Doce Notas

Un Norma saturada de nacionalcatolicismo

opinion  Un Norma saturada de nacionalcatolicismo

El pasado 25 de julio, Sonya Yoncheva fue la encargada de defender el rol titular de sacerdotisa gala en el coliseo catalán; todo un reto para cualquier soprano que se precie. El compromiso no era ninguna novedad para la cantante búlgara, quien ya lo había abordado con gran éxito en el estreno de esta misma producción el 2016 (substituyendo a Netrebko), en el Convent Garden londinense.

En la presente ocasión, su interpretación fue ganando enteros a medida que avanzó la representación. Los tintes oscuros de su instrumento casan bien con el dramatismo que exige el personaje, no obstante, tanto su célebre cavatina “Casta Diva” como el resto de concertantes del primer acto sonaron tensos y con reiteradas estridencias en los agudos, amén de un fraseo no especialmente modulado. Todo cambió, sin embargo, en el segundo acto, cuando la intérprete ofreció la mejor versión de sí misma, desplegando un canto rico en matices, intención y acentos dramáticos que le valió la ovación final del público. Tampoco tuvo su mejor primer acto el partenaire Airam Hernández en el rol de Pollione. El tenor canario posee un instrumento caudaloso y bien timbrado, no obstante sus intervenciones iniciales resultaron empañadas por reiterados desajustes en el registro agudo y una línea de canto poco refinada. En el segundo acto, a pesar de que su papel es más limitado, logró matizar con mayor empeño. Completó el trío en discordia, la mezzo Teresa Iervolino, quien presto seguridad y solvencia al rol de Adalgisa, un papel que encarnó con gran vigor dramático aunque también acusó problemas en el registro superior.

Profundo y rotundo resultó el Oroveso de Marko Mimika, así como muy logrados la Clotilde de Núria Vilà y el Flavio de Néstor Losán. El trabajo musical del coro y la orquesta titulares bajo la batuta de Domingo Hindoyan fue digno y cumplidor, sin estridencias a remarcar pero tampoco sin sutilezas a destacar. Respecto a la puesta en escena firmada por el furero Àlex Ollé – artista residente del teatro -, brilló más por su circunstancia que por su substancia.

El gran mérito del su trabajo escénico residió, sin lugar a dudas, en la plástica y monumental escenografía concebida por Alfons Flores. Un aparato escénico conformado por una tupida red de crucifijos (mil docientos) que van modulando los distintos espacios escénicos a lo largo de la representación, con gran sugestión estética y un extraordinario sentido de la iluminación. Pero ahí queda la cosa.

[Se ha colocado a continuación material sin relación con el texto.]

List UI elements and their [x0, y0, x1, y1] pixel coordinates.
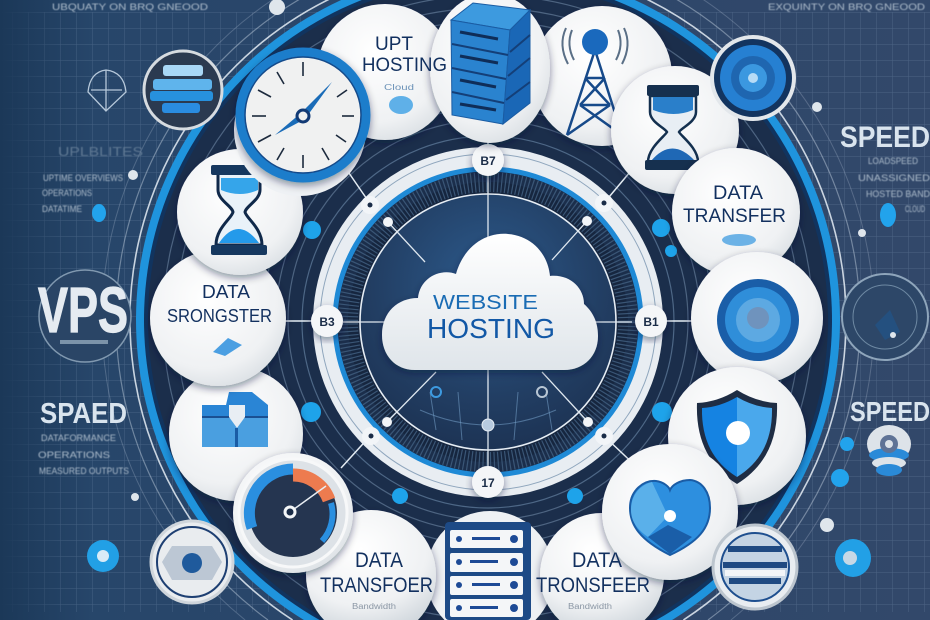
main dark ring with bright blue border: [136, 0, 840, 620]
bubble: hourglass right: [611, 66, 739, 194]
icon: blue heart: [630, 480, 710, 555]
icon: blue dot bottom left: [87, 540, 119, 572]
bubble: server stack top: [430, 0, 550, 143]
icon: small blue chip: [213, 338, 242, 356]
heading: website: WEBSITE: [433, 292, 538, 314]
label: data transfer bottom right: Bandwidth: [568, 602, 612, 611]
bubble: server rack bottom backing: [426, 511, 554, 620]
node: top: [472, 144, 504, 176]
icon: shield: [697, 390, 777, 484]
bubble and icon: clock: [234, 52, 366, 196]
label: upt hosting: UPT: [375, 34, 413, 55]
bubble: data transfer bottom left: DATA: [355, 549, 403, 572]
heading: hosting: HOSTING: [427, 313, 555, 344]
bubble: data transfer bottom left: [306, 510, 436, 620]
left text block: top: UPLBLITES: [58, 144, 143, 159]
icon: outline gem top left: [88, 70, 126, 111]
left text block: bottom: [38, 433, 129, 476]
right text block: LOADSPEED: [868, 156, 918, 166]
icon: top right swirl circle: [712, 37, 794, 119]
icon: bottom left lock circle: [151, 521, 233, 603]
node: right: B1: [643, 315, 659, 329]
bubble: data transfer bottom left: Bandwidth: [352, 602, 396, 611]
icon: top left stacked circle: [144, 51, 222, 129]
left text block: top: DATATIME: [42, 204, 82, 214]
small grey and white pins: [128, 0, 866, 532]
icon: blue box: [202, 392, 268, 447]
node: bottom: 17: [481, 476, 495, 490]
icon: small blue blot: [722, 234, 756, 246]
bubble: data transfer right: TRANSFER: [683, 206, 786, 227]
small blue dots on the dark ring: [301, 219, 677, 504]
left text block: bottom: OPERATIONS: [38, 450, 110, 460]
icon: blue swirl: [717, 279, 799, 361]
node: right: [635, 305, 667, 337]
icon: server stack: [451, 3, 530, 124]
bubble: data storage: SRONGSTER: [167, 306, 272, 326]
top left caption: UBQUATY ON BRQ GNEOOD: [52, 2, 209, 12]
bubble: right swirl icon: [691, 252, 823, 384]
left text block: top: UPTIME OVERVIEWS: [43, 173, 123, 183]
bubble: upt hosting: [317, 4, 453, 140]
left text block: top: OPERATIONS: [42, 188, 92, 198]
node: top: B7: [480, 154, 496, 168]
icon: bottom right striped circle: [713, 525, 797, 609]
small ring pins: [361, 194, 613, 445]
icon: blue dot bottom right: [835, 539, 871, 577]
scattered blue dots and pins: [92, 203, 896, 487]
bubble: hourglass left: [177, 149, 303, 275]
central hub rings: [302, 136, 674, 508]
hub connector nodes: [311, 144, 667, 498]
left text block: top: [42, 144, 143, 214]
VPS badge: [38, 270, 131, 362]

El recurso tan manido de sacar a relucir el nacionalcatolicismo, en esta ocasión a cuento del supuesto fanatismo religioso y belicista del pueblo galo, resulta a estas alturas (pasado medio siglo, con el dictador fuera del Valle y una ley una ley de revisionismo histórico en danza) una ocurrencia más que trillada, cuando no obsoleta. Eso sin contar con el agravante de propiciar no pocas puntadas de pie al libreto del malogrado Felice Romani.

Puestos a ampliar horizontes y a ser actuales, el director residente del Liceu podría haber alzado el vuelo y buscar paralelismos, por ejemplo, en el fanatismo religioso y militarista de no pocas facciones islámicas, en donde el clima de opresión, tabús e intransigencia es infinitamente superior a la más rancia de las actuales acepciones del cristianismo. O también en el reciente extremismo y el ensañamiento genocida del budismo birmano para con las minorías musulmanas… Pero para ello, por supuesto, habría que abandonar el confort de la provocación fácil y el oportunismo recurrente (y políticamente tolerable) y adentrarse en unos terrenos en donde el valor, la agudeza y el ingenio requieren de mayor empaque para denunciar contextos incómodamente hirientes. Realidades mucho más hondas y trascendentes que el morbo pueril de una Norma travestida de obispo o la beatería grotesca de un desfile de galos con indumentarias de nazarenos y uniformes trasnochados a estas alturas de siglo XXI. Así las cosas, el franquismo aún da de comer a muchas bocas.